For anyone in marketing, we’ve all heard the call-to-arms from upper management – “We need to create a new brand” or “We have to re-brand this product.” Perhaps the looming deadline of an industry trade show creates this impetus, or sales have dipped into the summer doldrums, but nonetheless, the idea of “creating a brand,” although heroic, is often no more than a marketers dream. In our industry, as in any other, we create products. Hopefully, these products are developed to fulfill a need in our marketplace. Perhaps the need is a smaller, more concealable handgun, or a pack that can be overstuffed and thrown in the back of a pick-up truck, or a rifle that can take the hot and sandy conditions of our current battle scenes, but whatever product is developed the seed of a brand has been born.
Ok, so what the heck is a “brand?”
The American Marketing Association (AMA) defines a brand as a “name, term, sign, symbol or design, or a combination of them intended to identify the goods and services of one seller or group of sellers and to differentiate them from those of other sellers.”
So, the first element in brand development is a product, and not a product just for product sake, but to provide a solution to a markets problem. Now, here’s where the marketing team often makes a mess of it. The messaging you as a marketer provide the public must be clear and implicit – cutesy tag lines or a laundry list of features don’t necessarily get the warm and fuzzy going in customers. Tell me why I want to buy this. Tell me why I can’t live without it. Fine, you have a 4 lb. trigger pull, ergonomic grip, out of the box accuracy – but doesn’t every other handgun lately?
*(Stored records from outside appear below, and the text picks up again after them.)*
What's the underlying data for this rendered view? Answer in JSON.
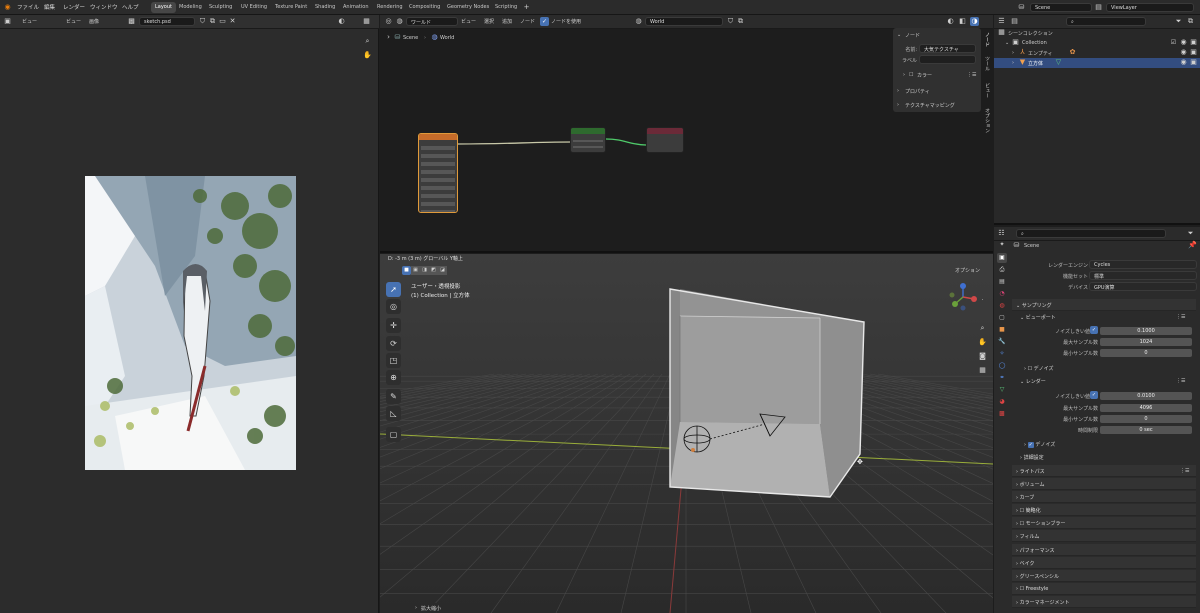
{
  "topbar": {
    "menus": [
      "ファイル",
      "編集",
      "レンダー",
      "ウィンドウ",
      "ヘルプ"
    ],
    "workspaces": [
      "Layout",
      "Modeling",
      "Sculpting",
      "UV Editing",
      "Texture Paint",
      "Shading",
      "Animation",
      "Rendering",
      "Compositing",
      "Geometry Nodes",
      "Scripting"
    ],
    "active_workspace": "Layout",
    "scene": "Scene",
    "view_layer": "ViewLayer"
  },
  "image_editor": {
    "menus": [
      "ビュー",
      "ビュー",
      "画像"
    ],
    "image_name": "sketch.psd"
  },
  "node_editor": {
    "world_type": "ワールド",
    "menus": [
      "ビュー",
      "選択",
      "追加",
      "ノード"
    ],
    "use_nodes_label": "ノードを使用",
    "world_name": "World",
    "breadcrumb_scene": "Scene",
    "breadcrumb_world": "World",
    "npanel": {
      "section": "ノード",
      "name_label": "名前:",
      "name_value": "大気テクスチャ",
      "label_label": "ラベル",
      "color_label": "カラー",
      "properties_label": "プロパティ",
      "texture_mapping_label": "テクスチャマッピング",
      "tabs": [
        "ノード",
        "ツール",
        "ビュー",
        "オプション"
      ]
    }
  },
  "viewport": {
    "header_text": "D: -3 m (3 m) グローバル Y軸上",
    "options_label": "オプション",
    "view_name": "ユーザー・透視投影",
    "collection_info": "(1) Collection | 立方体",
    "bottom_label": "拡大縮小"
  },
  "outliner": {
    "scene_collection": "シーンコレクション",
    "items": [
      {
        "name": "Collection",
        "level": 1
      },
      {
        "name": "エンプティ",
        "level": 2
      },
      {
        "name": "立方体",
        "level": 2
      }
    ]
  },
  "properties": {
    "scene_label": "Scene",
    "render_engine_label": "レンダーエンジン",
    "render_engine": "Cycles",
    "feature_set_label": "機能セット",
    "feature_set": "標準",
    "device_label": "デバイス",
    "device": "GPU演算",
    "sampling_label": "サンプリング",
    "viewport_label": "ビューポート",
    "noise_threshold_label": "ノイズしきい値",
    "viewport_noise": "0.1000",
    "max_samples_label": "最大サンプル数",
    "viewport_max": "1024",
    "min_samples_label": "最小サンプル数",
    "viewport_min": "0",
    "denoise_label": "デノイズ",
    "render_label": "レンダー",
    "render_noise": "0.0100",
    "render_max": "4096",
    "render_min": "0",
    "time_limit_label": "時間制限",
    "time_limit": "0 sec",
    "advanced_label": "詳細設定",
    "sections": [
      "ライトパス",
      "ボリューム",
      "カーブ",
      "簡略化",
      "モーションブラー",
      "フィルム",
      "パフォーマンス",
      "ベイク",
      "グリースペンシル",
      "Freestyle",
      "カラーマネージメント"
    ]
  },
  "colors": {
    "accent": "#4772b3",
    "selection": "#334d80",
    "node_texture": "#c66c2a",
    "node_background": "#2e6a2e",
    "node_output": "#6b2a38"
  }
}
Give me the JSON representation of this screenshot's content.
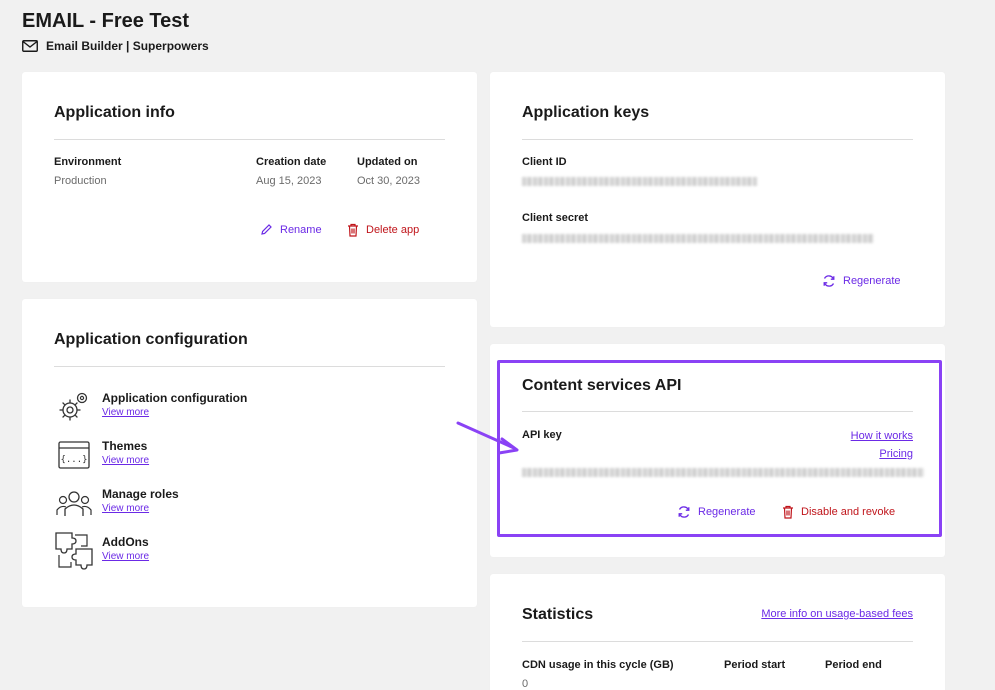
{
  "header": {
    "title": "EMAIL - Free Test",
    "subtitle": "Email Builder | Superpowers",
    "subtitle_icon": "envelope-icon"
  },
  "app_info": {
    "title": "Application info",
    "environment_label": "Environment",
    "environment_value": "Production",
    "creation_label": "Creation date",
    "creation_value": "Aug 15, 2023",
    "updated_label": "Updated on",
    "updated_value": "Oct 30, 2023",
    "rename_label": "Rename",
    "delete_label": "Delete app"
  },
  "app_config": {
    "title": "Application configuration",
    "items": [
      {
        "name": "Application configuration",
        "link": "View more",
        "icon": "gears-icon"
      },
      {
        "name": "Themes",
        "link": "View more",
        "icon": "code-window-icon"
      },
      {
        "name": "Manage roles",
        "link": "View more",
        "icon": "users-icon"
      },
      {
        "name": "AddOns",
        "link": "View more",
        "icon": "puzzle-icon"
      }
    ]
  },
  "app_keys": {
    "title": "Application keys",
    "client_id_label": "Client ID",
    "client_secret_label": "Client secret",
    "regenerate_label": "Regenerate"
  },
  "content_api": {
    "title": "Content services API",
    "api_key_label": "API key",
    "how_it_works": "How it works",
    "pricing": "Pricing",
    "regenerate_label": "Regenerate",
    "disable_label": "Disable and revoke"
  },
  "statistics": {
    "title": "Statistics",
    "more_info": "More info on usage-based fees",
    "cdn_label": "CDN usage in this cycle (GB)",
    "period_start_label": "Period start",
    "period_end_label": "Period end",
    "cdn_value": "0"
  },
  "colors": {
    "accent": "#6b2ae6",
    "danger": "#c0151b",
    "highlight": "#8a42f5",
    "background": "#f1f1f1"
  }
}
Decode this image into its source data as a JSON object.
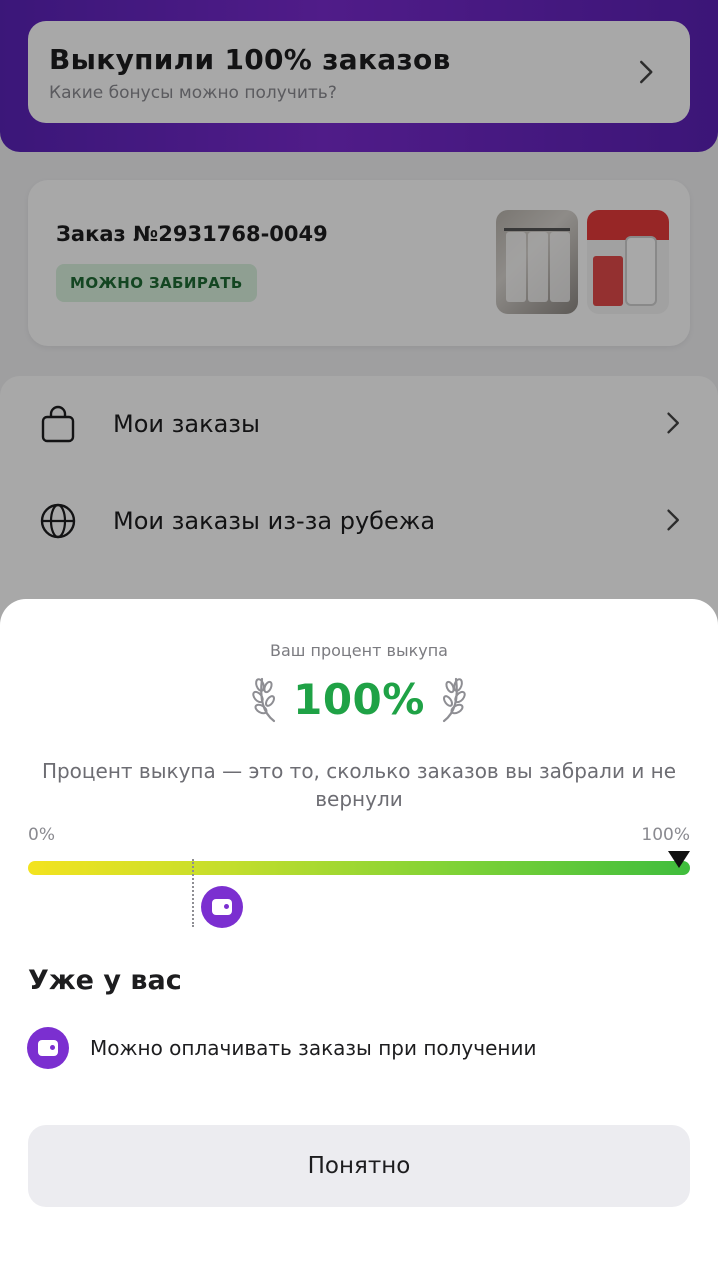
{
  "colors": {
    "brand_purple": "#7b2fd0",
    "success_green": "#1fa246",
    "badge_bg": "#d9f2de"
  },
  "promo": {
    "title": "Выкупили 100% заказов",
    "subtitle": "Какие бонусы можно получить?",
    "icon": "chevron-right-icon"
  },
  "order": {
    "title": "Заказ №2931768-0049",
    "status": "МОЖНО ЗАБИРАТЬ",
    "thumbnails": [
      "garment-covers-product",
      "bleach-product"
    ]
  },
  "menu": {
    "items": [
      {
        "label": "Мои заказы",
        "icon": "shopping-bag-icon"
      },
      {
        "label": "Мои заказы из-за рубежа",
        "icon": "globe-icon"
      }
    ]
  },
  "sheet": {
    "caption": "Ваш процент выкупа",
    "percent": "100%",
    "description": "Процент выкупа — это то, сколько заказов вы забрали и не вернули",
    "scale_min": "0%",
    "scale_max": "100%",
    "marker_value": 1.0,
    "threshold_value": 0.25,
    "section_title": "Уже у вас",
    "benefit": {
      "text": "Можно оплачивать заказы при получении",
      "icon": "wallet-icon"
    },
    "button_label": "Понятно"
  }
}
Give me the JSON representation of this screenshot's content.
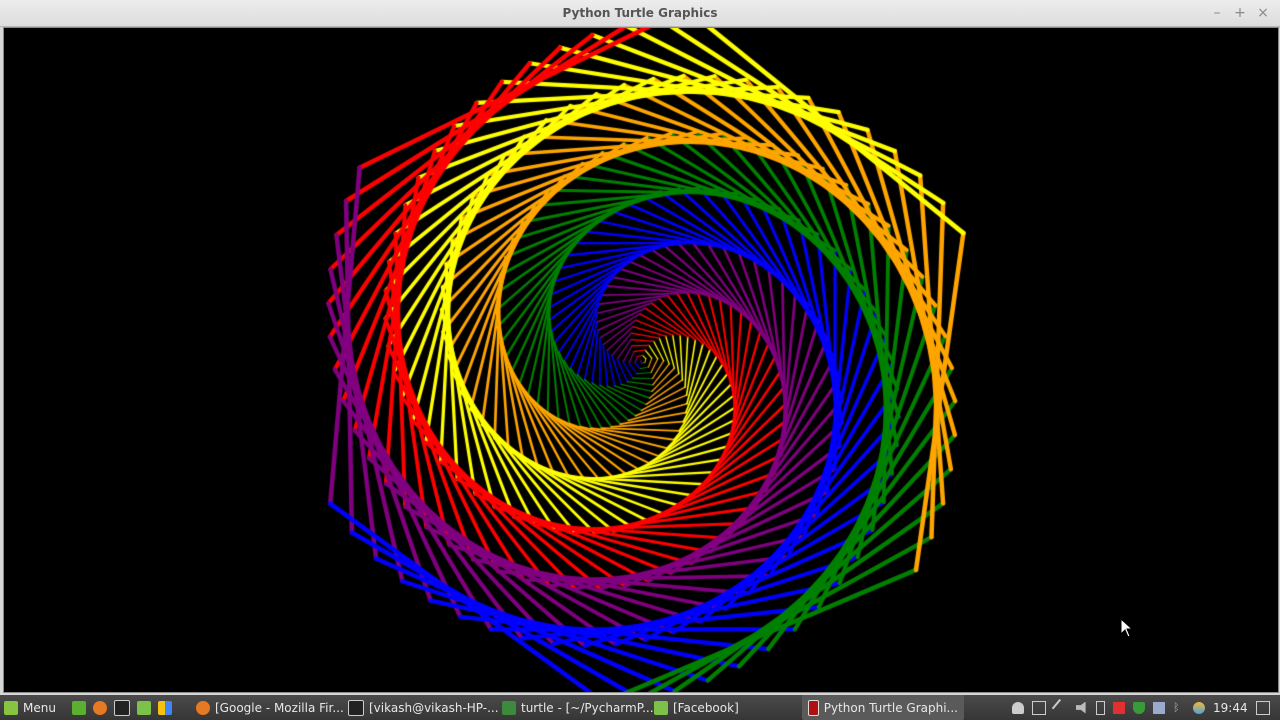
{
  "window": {
    "title": "Python Turtle Graphics"
  },
  "drawing": {
    "colors": [
      "#ff0000",
      "#800080",
      "#0000ff",
      "#008000",
      "#ffa500",
      "#ffff00"
    ],
    "steps": 360,
    "turn_degrees": 59
  },
  "taskbar": {
    "menu_label": "Menu",
    "tasks": [
      {
        "label": "[Google - Mozilla Fir..."
      },
      {
        "label": "[vikash@vikash-HP-..."
      },
      {
        "label": "turtle - [~/PycharmP..."
      },
      {
        "label": "[Facebook]"
      },
      {
        "label": "Python Turtle Graphi..."
      }
    ],
    "clock": "19:44"
  }
}
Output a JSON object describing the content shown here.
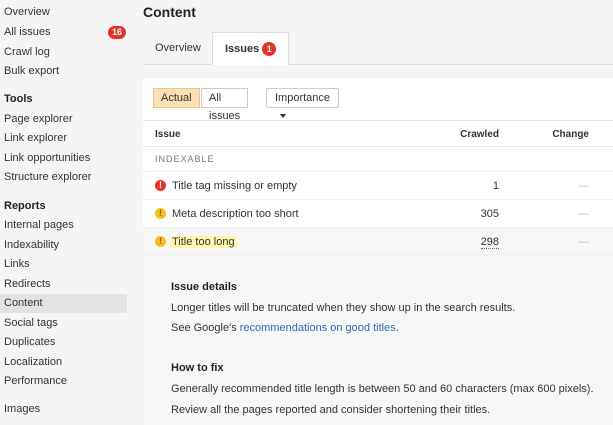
{
  "sidebar": {
    "top_items": [
      {
        "label": "Overview"
      },
      {
        "label": "All issues",
        "badge": "16"
      },
      {
        "label": "Crawl log"
      },
      {
        "label": "Bulk export"
      }
    ],
    "tools_heading": "Tools",
    "tools_items": [
      {
        "label": "Page explorer"
      },
      {
        "label": "Link explorer"
      },
      {
        "label": "Link opportunities"
      },
      {
        "label": "Structure explorer"
      }
    ],
    "reports_heading": "Reports",
    "reports_items": [
      {
        "label": "Internal pages"
      },
      {
        "label": "Indexability"
      },
      {
        "label": "Links"
      },
      {
        "label": "Redirects"
      },
      {
        "label": "Content"
      },
      {
        "label": "Social tags"
      },
      {
        "label": "Duplicates"
      },
      {
        "label": "Localization"
      },
      {
        "label": "Performance"
      }
    ],
    "extra_item": "Images"
  },
  "main": {
    "title": "Content",
    "tabs": [
      {
        "label": "Overview"
      },
      {
        "label": "Issues",
        "badge": "1"
      }
    ],
    "toolbar": {
      "actual": "Actual",
      "all_issues": "All issues",
      "importance": "Importance"
    },
    "table": {
      "columns": {
        "issue": "Issue",
        "crawled": "Crawled",
        "change": "Change"
      },
      "section": "INDEXABLE",
      "rows": [
        {
          "icon": "!",
          "name": "Title tag missing or empty",
          "crawled": "1",
          "change": "—"
        },
        {
          "icon": "!",
          "name": "Meta description too short",
          "crawled": "305",
          "change": "—"
        },
        {
          "icon": "!",
          "name": "Title too long",
          "crawled": "298",
          "change": "—"
        }
      ]
    },
    "details": {
      "issue_heading": "Issue details",
      "issue_line1": "Longer titles will be truncated when they show up in the search results.",
      "issue_line2_prefix": "See Google's ",
      "issue_line2_link": "recommendations on good titles",
      "issue_line2_suffix": ".",
      "fix_heading": "How to fix",
      "fix_line1": "Generally recommended title length is between 50 and 60 characters (max 600 pixels).",
      "fix_line2": "Review all the pages reported and consider shortening their titles."
    }
  },
  "colors": {
    "accent_red": "#e5332a",
    "warning_yellow": "#f3c020",
    "link_blue": "#2a6bb3",
    "toggle_active": "#fbe0b5",
    "highlight": "#fff7a8"
  }
}
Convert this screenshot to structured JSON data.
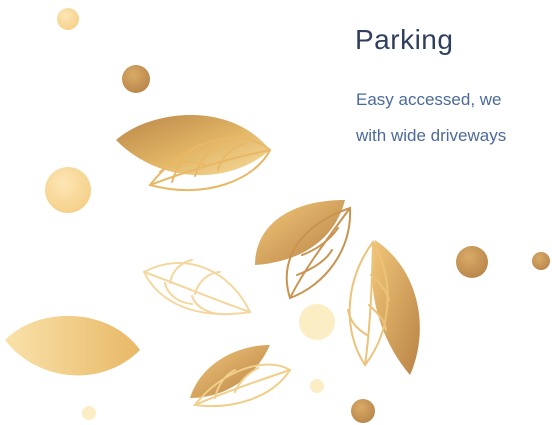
{
  "feature": {
    "title": "Parking",
    "description_lines": [
      "Easy accessed, we",
      "with wide driveways"
    ]
  },
  "colors": {
    "title": "#2f3f5e",
    "text": "#4b6a9b",
    "gold_light": "#f7dda0",
    "gold_mid": "#e6b763",
    "gold_dark": "#b98548",
    "pale": "#fbedc4"
  },
  "decoration": {
    "icon": "gold-leaves-and-dots-illustration"
  }
}
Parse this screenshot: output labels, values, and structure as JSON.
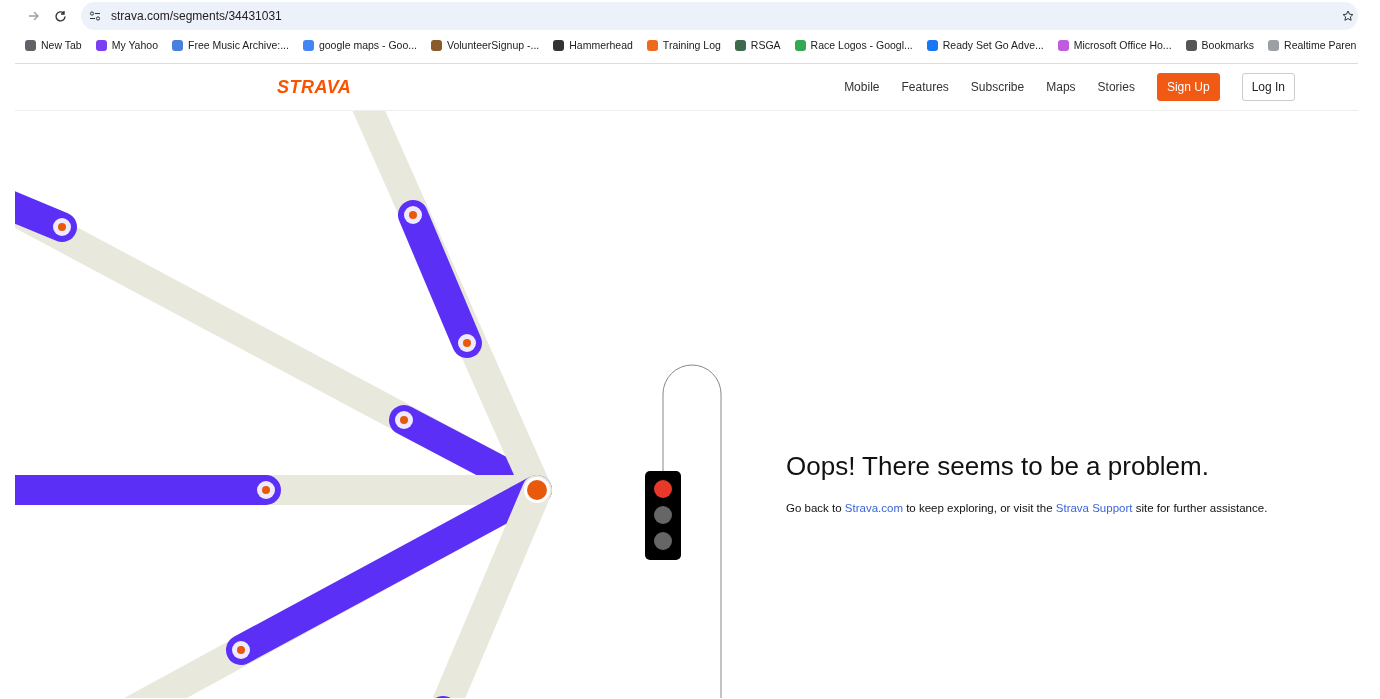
{
  "browser": {
    "url": "strava.com/segments/34431031",
    "bookmarks": [
      {
        "label": "New Tab",
        "color": "#5f6368"
      },
      {
        "label": "My Yahoo",
        "color": "#7b3ff2"
      },
      {
        "label": "Free Music Archive:...",
        "color": "#4a7fe0"
      },
      {
        "label": "google maps - Goo...",
        "color": "#4285f4"
      },
      {
        "label": "VolunteerSignup -...",
        "color": "#8a5a2b"
      },
      {
        "label": "Hammerhead",
        "color": "#333333"
      },
      {
        "label": "Training Log",
        "color": "#f06a1d"
      },
      {
        "label": "RSGA",
        "color": "#3b6b4a"
      },
      {
        "label": "Race Logos - Googl...",
        "color": "#34a853"
      },
      {
        "label": "Ready Set Go Adve...",
        "color": "#1877f2"
      },
      {
        "label": "Microsoft Office Ho...",
        "color": "#c05adf"
      },
      {
        "label": "Bookmarks",
        "color": "#555555"
      },
      {
        "label": "Realtime Paren",
        "color": "#9aa0a6"
      }
    ]
  },
  "header": {
    "logo": "STRAVA",
    "nav": [
      "Mobile",
      "Features",
      "Subscribe",
      "Maps",
      "Stories"
    ],
    "signup": "Sign Up",
    "login": "Log In"
  },
  "error": {
    "title": "Oops! There seems to be a problem.",
    "message": [
      {
        "kind": "text",
        "text": "Go back to "
      },
      {
        "kind": "link",
        "text": "Strava.com"
      },
      {
        "kind": "text",
        "text": " to keep exploring, or visit the "
      },
      {
        "kind": "link",
        "text": "Strava Support"
      },
      {
        "kind": "text",
        "text": " site for further assistance."
      }
    ]
  }
}
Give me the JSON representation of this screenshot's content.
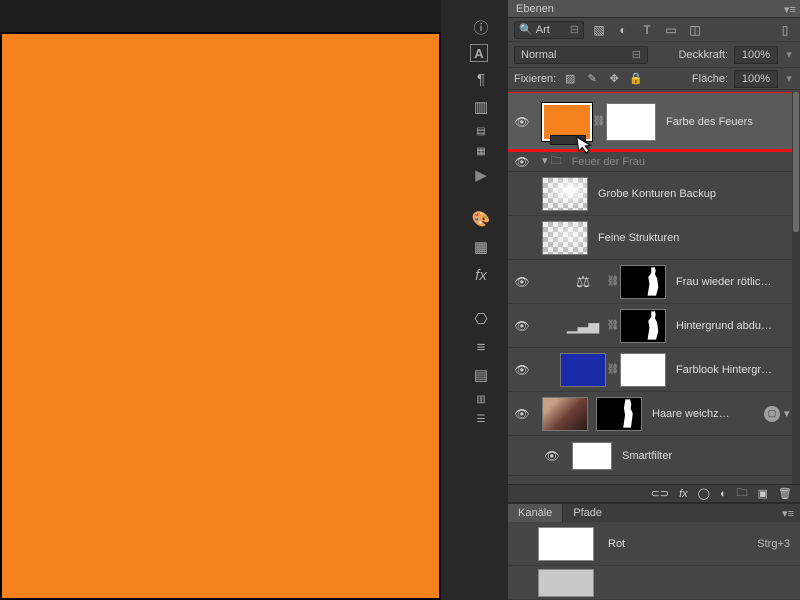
{
  "canvas": {
    "bg": "#f6821f"
  },
  "panel": {
    "title": "Ebenen",
    "search_kind": "Art",
    "blend_mode": "Normal",
    "opacity_label": "Deckkraft:",
    "opacity_value": "100%",
    "lock_label": "Fixieren:",
    "fill_label": "Fläche:",
    "fill_value": "100%"
  },
  "layers": [
    {
      "name": "Farbe des Feuers",
      "visible": true
    },
    {
      "name": "Feuer der Frau",
      "visible": true
    },
    {
      "name": "Grobe Konturen Backup",
      "visible": false
    },
    {
      "name": "Feine Strukturen",
      "visible": false
    },
    {
      "name": "Frau wieder rötlic…",
      "visible": true
    },
    {
      "name": "Hintergrund abdu…",
      "visible": true
    },
    {
      "name": "Farblook Hintergr…",
      "visible": true
    },
    {
      "name": "Haare weichz…",
      "visible": true
    },
    {
      "name": "Smartfilter",
      "visible": true
    }
  ],
  "channels": {
    "tab1": "Kanäle",
    "tab2": "Pfade",
    "row1": {
      "name": "Rot",
      "shortcut": "Strg+3"
    }
  }
}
Step two in brand development – make sure your message is clear, accurate and truly supports the product.
Ok, now we’ve got that, so let’s now make the purchasing action happen. It’s so easy to just list the old www.mywebsite.com and think the world will come in droves. If we acted on every website we saw on a daily basis, we wouldn’t get anything done! So, we discriminate, often to the tune of overlooking 99% of website addresses thrown at us. So what, why do I want to go there? Make me. And that is step three, make your customers want to go to your site, especially if you sell on your site or make it easy ( by a couple clicks) to make that purchase. How? Think promotion. And promotion doesn’t have to mean giving stuff away. Don’t we all have enough pens with company logos on them? Offer specific information only available on your site, email newsletters, future coupons or event subscriptions, donations to good causes, or membership to elite company clubs. Think creatively; think of what YOU would want.
And now, the final, and most important step in brand development; keep that customer coming back. Developing loyalty is sometimes the hardest part of branding, but without it, a brand becomes a whisper of a dead dream somewhere in the past. Keep information flowing outwards, listen to customers and respond. When there is a problem (and we all know they happen more often than not!) get proactive and solve it. A satisfied customer is your best salesman!
So, branding isn’t something created in a board room. It’s seeded at the start, from market research, to careful product development, to wise and effective marketing and serious customer service. Put together, your products will take on a life of their own. Your loyal customers will create new customers for you and on and on. A brand is not born in any one department within a company. It gets its start there and your it’s your customers that will creat your brand’s place in the market.